Link Money CEO Eric Shoykhet said in an interview with PYMNTS that real-time payments are a precursor to the emergence of account-to-account or pay-by-bank payment options in the United States market.
The progression is a natural one, he said, noting that “in order to settle account-to-account or in a pay-by-bank context, the merchant needs to know that the customer has sufficient funds” in their accounts. Historically, he added, the U.S. has lagged behind Europe, Brazil and India in the embrace of real-time payments.
However, as Shoykhet was quick to point out, there’s an important distinction between the U.S. and other markets. In the U.S., real-time payments are “credit push” transactions, which means that the sender must instruct their financial institution (FI) to go ahead with the payment and authenticate each payment.
“That’s different than other markets where there is a real-time debit ‘pull,’” he noted.
In those cases, a merchant or payment provider can request to pull money from the customer’s account (also in real-time fashion), he said.
“The reality, in the United States, is that for us to have pay-by-bank, a lot of that volume is going to need to run on ACH rails,” Shoykhet said.
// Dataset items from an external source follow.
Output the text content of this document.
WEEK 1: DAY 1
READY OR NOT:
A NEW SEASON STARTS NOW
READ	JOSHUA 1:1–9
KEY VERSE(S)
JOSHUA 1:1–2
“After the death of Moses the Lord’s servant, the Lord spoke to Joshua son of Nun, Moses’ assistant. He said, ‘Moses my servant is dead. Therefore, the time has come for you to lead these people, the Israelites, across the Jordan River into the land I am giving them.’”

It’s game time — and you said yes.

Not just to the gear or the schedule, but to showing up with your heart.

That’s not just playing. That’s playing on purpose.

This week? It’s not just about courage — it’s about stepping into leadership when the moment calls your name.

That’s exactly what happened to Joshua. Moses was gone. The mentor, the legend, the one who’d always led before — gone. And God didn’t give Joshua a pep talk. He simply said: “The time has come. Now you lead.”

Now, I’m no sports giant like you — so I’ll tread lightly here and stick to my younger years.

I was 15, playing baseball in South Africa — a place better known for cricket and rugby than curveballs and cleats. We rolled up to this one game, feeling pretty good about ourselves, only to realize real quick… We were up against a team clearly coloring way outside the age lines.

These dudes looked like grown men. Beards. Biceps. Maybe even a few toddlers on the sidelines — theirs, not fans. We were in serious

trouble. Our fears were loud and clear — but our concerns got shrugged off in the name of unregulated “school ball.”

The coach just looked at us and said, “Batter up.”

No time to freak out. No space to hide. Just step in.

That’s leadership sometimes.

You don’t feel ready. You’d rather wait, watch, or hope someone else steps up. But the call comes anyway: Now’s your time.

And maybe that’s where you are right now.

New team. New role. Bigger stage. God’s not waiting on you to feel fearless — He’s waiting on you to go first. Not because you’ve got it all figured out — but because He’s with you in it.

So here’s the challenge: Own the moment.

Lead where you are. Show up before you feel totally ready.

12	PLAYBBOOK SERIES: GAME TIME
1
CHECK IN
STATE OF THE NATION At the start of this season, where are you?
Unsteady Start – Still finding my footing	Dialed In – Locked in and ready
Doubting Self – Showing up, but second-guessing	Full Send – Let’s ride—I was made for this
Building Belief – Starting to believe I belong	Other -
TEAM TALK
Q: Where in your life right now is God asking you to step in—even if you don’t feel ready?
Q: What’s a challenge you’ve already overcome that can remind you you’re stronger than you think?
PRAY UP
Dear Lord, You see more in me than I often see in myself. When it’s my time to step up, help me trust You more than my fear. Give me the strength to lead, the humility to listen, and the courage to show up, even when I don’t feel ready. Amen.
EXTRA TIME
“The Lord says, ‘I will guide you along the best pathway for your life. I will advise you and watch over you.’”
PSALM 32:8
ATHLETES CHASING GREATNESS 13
That necessity gives rise to complexity behind the scenes as payments wend their way between consumers and merchants, he said. (After all, ACH transactions don’t settle in real time.)
We’re several years away from “pull” functionality taking root in the U.S. In the meantime, providers such as Link Money help abstract away that complexity, and ultimately, can save merchants as much as 70% of transaction costs compared to card-based payment methods, he said.
The company has built decisioning models that can guarantee the sufficiency of funds in accounts and real-time payments to the merchant, even though the payments themselves are carried over rails that aren’t instantaneous in nature.
The consumer-facing aspects of pay-by-bank is straightforward. Shoykhet said that users only have to click the logo of the bank, link to the FI’s mobile app and authenticate via face ID or other biometrics before the transaction goes through.
“It’s a seamless flow, and you don’t have to enter card details or CVC information,” he said. “ … [I]t’s a simple and seamless user experience.”
Security is bolstered by the fact that no card-level details are passed to the merchant.
On the merchant side of the commerce equation, amid the allure of reducing transaction costs, there are and will continue to be ways to incentivize consumers to embrace pay-by-bank options, Shoykhet said.
Telcos, for example, offer discounts if consumers opt in to paying directly through their bank accounts. The model also makes sense in the case of subscription-based or recurring payment models (such as gym memberships or storage units) where customer relationships are typically long-lived and stretch out over a period of years.
“The math makes a lot of sense,” he said.
And in looking ahead at the movement toward critical mass, he added, the eventuality of real-time debit pull will help pay-by-bank adoption grow organically as “it will be easier to settle those transactions — and less complicated.”